Monday 28 December 2020

Pyjama Day

 It's nice to get into your pyjamas.


It evokes a feeling of comfort and safety that originates from my childhood.

I was privileged to come from a stable and loving home and that has been a strong influence in my adult life and in my own attempts at being a parent.

I am grateful for this and have come to realise that the freedom to wear my pyjamas whenever I felt like it, although perhaps seeming a bit superficial, was indicative of an overwhelming sense of well being.

An opportunity to do this on a working day can be few and far between nowadays as there is pressure on those in employment to maintain their status if only to stand still in terms of meeting the basic costs of a normal lifestyle.

It can be a real treat when everything falls into place to allow pyjamas to be adopted as the outfit of choice. The sensation is increased if it is still daylight outside.

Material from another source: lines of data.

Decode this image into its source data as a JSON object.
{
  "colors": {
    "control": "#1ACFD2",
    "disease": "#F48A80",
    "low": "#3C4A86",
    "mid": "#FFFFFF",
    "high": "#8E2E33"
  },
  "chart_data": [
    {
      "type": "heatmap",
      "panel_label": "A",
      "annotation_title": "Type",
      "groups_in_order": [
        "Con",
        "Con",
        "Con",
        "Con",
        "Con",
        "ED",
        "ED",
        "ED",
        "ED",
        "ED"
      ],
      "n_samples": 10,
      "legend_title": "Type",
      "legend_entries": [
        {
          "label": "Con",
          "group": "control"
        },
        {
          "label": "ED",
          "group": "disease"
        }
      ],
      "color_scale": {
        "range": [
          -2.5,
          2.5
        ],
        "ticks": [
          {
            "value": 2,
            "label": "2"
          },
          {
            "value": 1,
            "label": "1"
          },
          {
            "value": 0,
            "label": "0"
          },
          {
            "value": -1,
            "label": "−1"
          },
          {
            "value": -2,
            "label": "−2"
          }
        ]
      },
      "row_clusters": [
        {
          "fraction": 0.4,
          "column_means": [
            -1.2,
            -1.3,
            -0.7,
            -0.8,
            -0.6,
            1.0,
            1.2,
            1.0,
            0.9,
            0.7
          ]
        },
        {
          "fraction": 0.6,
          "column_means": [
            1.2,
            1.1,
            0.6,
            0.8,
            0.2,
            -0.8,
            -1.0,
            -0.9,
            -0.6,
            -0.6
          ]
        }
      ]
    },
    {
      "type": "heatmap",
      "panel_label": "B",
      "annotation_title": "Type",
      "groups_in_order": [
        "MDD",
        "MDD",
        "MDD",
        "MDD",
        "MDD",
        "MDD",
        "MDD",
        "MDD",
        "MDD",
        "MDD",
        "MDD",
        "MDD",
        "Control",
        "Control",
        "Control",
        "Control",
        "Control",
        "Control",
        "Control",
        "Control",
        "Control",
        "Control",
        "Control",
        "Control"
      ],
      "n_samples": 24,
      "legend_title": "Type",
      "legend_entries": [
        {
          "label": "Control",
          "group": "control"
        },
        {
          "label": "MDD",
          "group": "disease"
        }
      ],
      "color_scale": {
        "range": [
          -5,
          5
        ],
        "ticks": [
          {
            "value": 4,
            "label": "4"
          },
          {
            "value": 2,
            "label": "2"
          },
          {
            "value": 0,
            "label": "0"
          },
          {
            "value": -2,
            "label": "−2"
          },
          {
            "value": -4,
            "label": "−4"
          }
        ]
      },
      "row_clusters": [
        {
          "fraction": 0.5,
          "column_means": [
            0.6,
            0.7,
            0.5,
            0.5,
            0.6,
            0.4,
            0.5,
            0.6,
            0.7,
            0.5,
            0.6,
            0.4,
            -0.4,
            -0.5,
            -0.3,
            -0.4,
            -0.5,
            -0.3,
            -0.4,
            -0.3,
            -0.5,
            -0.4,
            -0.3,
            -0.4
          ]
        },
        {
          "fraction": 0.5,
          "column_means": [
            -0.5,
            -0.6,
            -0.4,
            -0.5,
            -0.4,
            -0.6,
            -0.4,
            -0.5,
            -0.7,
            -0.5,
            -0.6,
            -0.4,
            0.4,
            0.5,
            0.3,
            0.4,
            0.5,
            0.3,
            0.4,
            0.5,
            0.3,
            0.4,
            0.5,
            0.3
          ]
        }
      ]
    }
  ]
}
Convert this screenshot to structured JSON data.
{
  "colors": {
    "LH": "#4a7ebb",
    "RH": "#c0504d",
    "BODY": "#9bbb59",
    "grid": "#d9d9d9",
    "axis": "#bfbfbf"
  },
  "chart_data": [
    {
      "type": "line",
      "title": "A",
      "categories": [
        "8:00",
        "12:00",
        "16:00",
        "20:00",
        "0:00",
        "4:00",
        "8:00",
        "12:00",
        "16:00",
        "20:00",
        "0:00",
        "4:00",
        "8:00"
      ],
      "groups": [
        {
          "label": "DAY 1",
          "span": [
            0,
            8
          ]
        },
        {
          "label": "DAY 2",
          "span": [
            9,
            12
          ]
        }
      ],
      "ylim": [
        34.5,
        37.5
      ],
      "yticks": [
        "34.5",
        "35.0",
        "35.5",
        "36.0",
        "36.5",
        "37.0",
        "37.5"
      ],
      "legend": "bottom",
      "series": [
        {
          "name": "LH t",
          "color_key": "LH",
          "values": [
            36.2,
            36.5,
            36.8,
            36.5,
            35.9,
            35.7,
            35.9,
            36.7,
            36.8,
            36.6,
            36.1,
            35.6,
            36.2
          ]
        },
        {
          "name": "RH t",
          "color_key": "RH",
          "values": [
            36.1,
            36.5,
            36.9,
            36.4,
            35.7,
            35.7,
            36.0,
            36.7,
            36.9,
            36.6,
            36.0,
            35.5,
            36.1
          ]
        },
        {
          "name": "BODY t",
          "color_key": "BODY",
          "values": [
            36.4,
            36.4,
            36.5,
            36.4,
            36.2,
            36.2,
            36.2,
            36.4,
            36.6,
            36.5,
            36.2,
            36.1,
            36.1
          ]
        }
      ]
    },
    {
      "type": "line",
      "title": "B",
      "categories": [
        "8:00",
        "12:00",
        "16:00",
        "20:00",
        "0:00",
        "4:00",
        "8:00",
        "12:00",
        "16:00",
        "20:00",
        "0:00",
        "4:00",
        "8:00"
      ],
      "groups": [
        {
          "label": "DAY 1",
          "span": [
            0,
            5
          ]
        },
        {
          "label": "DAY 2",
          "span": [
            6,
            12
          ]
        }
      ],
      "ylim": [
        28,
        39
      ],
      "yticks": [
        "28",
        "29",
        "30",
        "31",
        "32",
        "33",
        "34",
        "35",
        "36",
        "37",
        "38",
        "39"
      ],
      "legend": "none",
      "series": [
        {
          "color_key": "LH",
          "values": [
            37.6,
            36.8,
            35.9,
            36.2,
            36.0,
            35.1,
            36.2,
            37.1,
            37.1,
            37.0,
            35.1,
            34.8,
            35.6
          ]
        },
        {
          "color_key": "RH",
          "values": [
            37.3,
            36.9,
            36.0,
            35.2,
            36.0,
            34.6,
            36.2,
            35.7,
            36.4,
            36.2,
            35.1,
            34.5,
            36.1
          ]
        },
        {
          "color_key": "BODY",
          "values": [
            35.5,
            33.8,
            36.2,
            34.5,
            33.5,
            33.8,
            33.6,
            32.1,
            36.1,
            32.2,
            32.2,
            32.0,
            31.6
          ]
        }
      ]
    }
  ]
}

There is a photograph posted up in the office, taken by a member of staff on her way in to work of two women stood on a the forecourt of a petrol station and convenience store at about half past eight in the morning in their dressing gowns, each clutching a loaf of bread and half a pint of sterilised-milk. It was an observation deep rooted in past age and culture but still relevant today.

This will have been a commonplace sight in the urban areas of the UK some fifty years ago in the good old days of the corner shop and therefore only a short dash for early risers to acquire their ciggies and consumables straight from their beds. There has been a big change in our retailing habits mainly forced upon us by the trend for large out of town Supermarkets. That natural instinct to provide for family can sometimes mean the same early-bird shopping requirement but the megastores have for some time imposed a ban on shoppers turning up in their nightwear to do their shopping.

It is also necessary for full enjoyment of pyjamas that there is a low likelihood of people calling to the house as greeting visitors on the doorstep can be a bit embarrassing. I have paid the window cleaner whilst so attired and he has not let me forget it with a tirade of tiresome jokes about my habit which has persisted for a good few years now.

With the necessary safeguards in place it is possible to relax and enjoy wearing your jammies without fear of ridicule or intrusion.

When in my pyjamas the reminiscences of childhood flood back.

I remember running around in the back garden in my Captain Scarlet jim-jams on those balmy and sultry summer evenings.

Then of course there were the long night time car journeys back home from grandparents when my siblings and I travelled in pyjamas under our clothes so that after falling asleep with the motion of the vehicle we could be just lifted out and tucked up in our bed.

I was a right one for feigning a tummy ache to avoid having to go to school and if successful in convincing my parents I could look forward to a full day in pyjamas on the settee watching television and dining on chicken noodle soup and Lucozade. Happy days indeed.

As a student I also spent a good proportion of my time in pyjamas but did feel a bit of a fraud if invited to a pyjama party.

As a parent I am proud to say that my own family have jealously guarded reserving a precious day between Christmas and New Year as an exclusive Pyjama Day when we just laze around, catch up an DVD's and feast on leftovers and the contents of the fridge.

We are not by any means complacent and indeed just this year two of the family introduced the Onesie to the occasion but to tell the truth I am not entirely convinced of its role in the proceedings.